UR agents determine medical necessity and appropriateness of care. The issue of cost for DME is a determination the adjuster should make.
10. The UR agent cannot release UR info/medical documentation to a case manager, but can the UR agent releases information to the WC insurance adjuster/company. Does the case manager then have access to UR records?
The statute allows for information to be shared within the WC system, i.e. adjuster to UR. Case management is an ancillary service provided by some managed care systems. As Circular Letter 274 states, ancillary services cannot be conducted under the UR regulations. UR records must have limited access and ensure confidentiality. The case manager may access UR information from the claims adjuster (we do not regulate adjusters). However, UR records must be separate and distinct from insurer functions. The case manager cannot directly access UR records.
11. Can a licensed acupuncturist initiate an appeal for acupuncture treatments?
No, for a Massachusetts workers' compensation claim, acupuncture must be ordered by a specific provider. Thus, the correct school review is to match the license of the ordering practitioner. If a MD ordered the acupuncture, the MD should file the appeal.
12. Should UR be conducted if the judge over-rules the UR adverse determination and orders treatment?

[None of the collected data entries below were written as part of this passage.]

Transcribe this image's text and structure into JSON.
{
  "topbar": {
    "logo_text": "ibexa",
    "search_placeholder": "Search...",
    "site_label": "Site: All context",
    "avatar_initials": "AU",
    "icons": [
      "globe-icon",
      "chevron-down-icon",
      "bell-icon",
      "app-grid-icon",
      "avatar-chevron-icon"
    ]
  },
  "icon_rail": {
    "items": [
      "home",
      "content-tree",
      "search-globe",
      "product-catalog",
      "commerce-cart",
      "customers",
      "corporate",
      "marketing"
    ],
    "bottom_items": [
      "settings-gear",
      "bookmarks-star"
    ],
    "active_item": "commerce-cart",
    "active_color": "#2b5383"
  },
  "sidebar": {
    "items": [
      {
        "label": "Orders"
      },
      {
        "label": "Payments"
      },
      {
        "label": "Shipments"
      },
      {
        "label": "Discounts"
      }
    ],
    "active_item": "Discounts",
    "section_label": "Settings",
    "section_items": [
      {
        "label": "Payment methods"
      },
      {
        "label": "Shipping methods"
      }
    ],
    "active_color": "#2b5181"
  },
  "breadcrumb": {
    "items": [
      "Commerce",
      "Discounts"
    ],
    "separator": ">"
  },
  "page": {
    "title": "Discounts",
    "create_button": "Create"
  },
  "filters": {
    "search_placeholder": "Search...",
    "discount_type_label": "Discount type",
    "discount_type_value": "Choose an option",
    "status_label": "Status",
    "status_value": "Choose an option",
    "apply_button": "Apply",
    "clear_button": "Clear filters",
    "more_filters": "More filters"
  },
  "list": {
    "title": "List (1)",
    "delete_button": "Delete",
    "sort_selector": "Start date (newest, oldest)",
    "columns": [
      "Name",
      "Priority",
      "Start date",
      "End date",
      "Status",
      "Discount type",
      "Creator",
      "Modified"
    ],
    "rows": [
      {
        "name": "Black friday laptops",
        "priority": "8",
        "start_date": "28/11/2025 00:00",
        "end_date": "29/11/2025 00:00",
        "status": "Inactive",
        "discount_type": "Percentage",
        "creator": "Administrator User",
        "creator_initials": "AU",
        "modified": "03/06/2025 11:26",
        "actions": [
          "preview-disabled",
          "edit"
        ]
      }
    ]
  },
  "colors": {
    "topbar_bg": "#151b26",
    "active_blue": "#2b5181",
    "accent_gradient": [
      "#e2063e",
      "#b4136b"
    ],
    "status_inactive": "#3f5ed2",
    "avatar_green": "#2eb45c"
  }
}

If a judge approves a procedure or treatment within a period of time, UR should not be done. The judge has the final say as to whether or not the treatment is appropriate and necessary. If additional treatment is requested after the period allowed by the judge, then UR should be conducted.
13. When conducting UR, what role does the independent medical examiner's recommendation have?
The recommendation of an impartial examiner must be considered when conducting UR however, the UR reviewer makes his/her own determination based on all the records presented and reviewed.
14. Can a nurse make a medical necessity determination of a partial approval?
The nurse cannot issue denials. If the nurse is unable to approve the entire request he/she would refer the request to a school to school reviewer for a determination. If the school to school reviewer only approves part of the request, the determination letter should specify the approved treatment and provide notice of the appeal process for the treatment that was not approved.
If the nurse (initial non-peer reviewer) cannot approve the request solely because of the length of the requested treatment period (e.g. PT 3x/wk x 8wks) the nurse may ask the requesting medical partitioner if he/she would agree to change the length of the period to that which the nurse may approve within the treatment guidelines (e.g. 3x/wk x 4wks). If the practitioner agrees, this would not constitute a change in the treatment plan as the practitioner may seek approval for additional treatment if necessary. If not in agreement, the nurse would send the request for a school to school review.
15. Can physical therapy be done by someone other than a licensed physical therapist? For example, can physical therapy be performed by a medical doctor or a physician assistant?
If the MD or PA is not a licensed physical therapist, he/she cannot perform physical therapy. However, licensed practitioners may provide services usually rendered by physical therapists if the service is within their scope of training. Contact the appropriate Board of Registration to determine if the provider is trained to perform a specific service.
16. Can a DME vendor appeal a denial?
No the appeal should be from the injured worker, his/her representative, or the ordering provider.
17. Can physical therapists and occupational therapists write their own orders?
Yes, they are not required to have a prescription for treatment.